During Vermont’s “art season,” primarily spring through fall, Caron spends some days switching out paintings for her display at The Village Frame Shoppe, in St. Albans. She considers The Village Frame Shoppe her “home gallery,” but she also exhibits her work seasonally at various galleries affiliated with the Northern Vermont Artist’s Association (NVAA). Caron also has won awards for her work at the Champlain Valley Fair and The Village Frame Shoppe, and she is up for an award at The Bryan Gallery.

“Truly, I’m not sure what sets me apart from other artists, except that people have told me my art is instantly recognizable. I also know that I join a very small number of artists who didn’t begin their careers until later in life — GrandMa Moses and Georgia O’Keeffe, for example,” Caron says. “I create pet portraits in a primarily realistic style with a variety of backgrounds. Pets are very detailed, and I work to capture the spirit of the animal in a way that the pet owner knows them, as well as the love bond between them. From time to time, I move outside my primary style to create selected scenes with wide open spaces, lots of sky, and a more detailed object such as an animal or a farm wagon. These can invite the viewer to ask questions, recall and connect with another time, or with feelings.”

While in high school, time constraints due to summer employment in Philadelphia prevented Caron from painting with Ruth Holzer, but Caron discovered the Philadelphia Art Museum and Salvador Dali, whom she considers an influence among Thomas Kinkade and Norman Rockwell. Locally, she admires the work of Fred Swan and Dan Pattullo, owner of The Village Frame Shoppe. Pattullo’s painting, “The Potter’s Shed,” is one of Caron’s current favorites. She says: “In this painting, Dan beautifully reveals an older gentleman working with clay. Behind him can be seen rows of finished pots drying on shelves. I love the light on the potter, along with how it recalls for me feelings of the way things were done long ago. Personally, it reminds me of my favorite grandfather who was not a potter but a farmer and milkman who worked with his hands.”

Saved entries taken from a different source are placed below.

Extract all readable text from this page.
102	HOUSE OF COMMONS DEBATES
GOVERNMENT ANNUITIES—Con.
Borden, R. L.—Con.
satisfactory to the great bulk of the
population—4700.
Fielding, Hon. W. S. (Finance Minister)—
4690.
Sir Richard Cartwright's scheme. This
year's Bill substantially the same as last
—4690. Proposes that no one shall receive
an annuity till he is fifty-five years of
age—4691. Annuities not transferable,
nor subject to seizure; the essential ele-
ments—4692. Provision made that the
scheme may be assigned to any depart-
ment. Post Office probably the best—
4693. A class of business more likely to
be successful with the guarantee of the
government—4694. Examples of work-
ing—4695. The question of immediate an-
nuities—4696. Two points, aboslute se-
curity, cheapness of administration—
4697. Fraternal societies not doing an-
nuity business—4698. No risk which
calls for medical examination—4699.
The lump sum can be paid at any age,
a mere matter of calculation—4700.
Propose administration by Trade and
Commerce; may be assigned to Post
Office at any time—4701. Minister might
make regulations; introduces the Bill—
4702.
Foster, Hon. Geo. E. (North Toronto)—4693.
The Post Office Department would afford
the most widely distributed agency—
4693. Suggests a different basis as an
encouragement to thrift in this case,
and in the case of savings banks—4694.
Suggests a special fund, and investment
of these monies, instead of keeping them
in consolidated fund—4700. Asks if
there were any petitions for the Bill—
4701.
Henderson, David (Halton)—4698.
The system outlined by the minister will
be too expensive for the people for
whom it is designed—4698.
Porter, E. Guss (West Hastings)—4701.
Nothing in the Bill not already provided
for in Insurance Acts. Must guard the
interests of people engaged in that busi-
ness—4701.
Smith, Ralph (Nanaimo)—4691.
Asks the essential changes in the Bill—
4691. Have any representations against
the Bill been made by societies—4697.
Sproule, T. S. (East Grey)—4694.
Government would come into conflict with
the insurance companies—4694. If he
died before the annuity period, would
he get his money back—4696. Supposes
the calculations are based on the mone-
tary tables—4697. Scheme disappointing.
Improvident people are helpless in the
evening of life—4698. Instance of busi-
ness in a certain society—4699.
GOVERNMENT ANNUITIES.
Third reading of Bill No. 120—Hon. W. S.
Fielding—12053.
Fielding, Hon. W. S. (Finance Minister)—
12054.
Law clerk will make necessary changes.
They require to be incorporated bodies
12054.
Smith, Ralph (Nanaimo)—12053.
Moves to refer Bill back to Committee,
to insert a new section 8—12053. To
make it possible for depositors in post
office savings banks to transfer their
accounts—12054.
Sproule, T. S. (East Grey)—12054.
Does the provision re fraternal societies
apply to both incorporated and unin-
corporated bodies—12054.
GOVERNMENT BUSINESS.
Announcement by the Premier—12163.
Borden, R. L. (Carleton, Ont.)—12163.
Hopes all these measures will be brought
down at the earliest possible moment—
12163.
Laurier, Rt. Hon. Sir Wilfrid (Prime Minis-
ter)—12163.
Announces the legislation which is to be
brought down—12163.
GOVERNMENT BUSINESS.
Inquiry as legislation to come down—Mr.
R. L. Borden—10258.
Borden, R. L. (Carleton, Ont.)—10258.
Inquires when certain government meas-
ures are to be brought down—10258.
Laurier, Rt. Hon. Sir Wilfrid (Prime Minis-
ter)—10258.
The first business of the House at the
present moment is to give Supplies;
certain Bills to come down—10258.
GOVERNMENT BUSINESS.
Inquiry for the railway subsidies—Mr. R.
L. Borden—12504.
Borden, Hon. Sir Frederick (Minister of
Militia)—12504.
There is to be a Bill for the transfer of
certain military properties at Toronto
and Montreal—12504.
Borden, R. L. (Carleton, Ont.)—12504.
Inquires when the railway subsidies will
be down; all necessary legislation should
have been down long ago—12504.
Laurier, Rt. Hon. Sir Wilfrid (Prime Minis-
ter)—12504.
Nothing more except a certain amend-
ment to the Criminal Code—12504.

Caron works with acrylics on stretched canvas and had not considered using them until she received some as a gift. “I love the versatility of acrylics,” she says. “I can use them like oils, or even like watercolors, depending on my choice of subjects.”

She did not paint before retirement because oil paints were all she knew, and she did not want the toxicity or mess. “Now I know better,” she says. “I believe that is good advice for artists as well. If you want to paint, there’s no better time than today. With the availability of inexpensive, nontoxic art supplies — paint, markers, paper, and brushes — why wait?”

She also encourages aspiring artists to paint wherever and however they are comfortable and to remember that, “Experimenting is fun.”

Ruth Holzer would be pleased and proud. “People ask me if I’m troubled by ‘all those years I didn’t create art,” Caron says. “I’m really not. When I look back, I know my life experiences — kids, farming, pets, horses, teaching and psychotherapy with children and families — all gave me many things that contributed to and enhance my art today. These include experiences outdoors, many different animals, their contours, hair and fur, colors and textures, and their relationships with us and between us. Nothing was wasted.”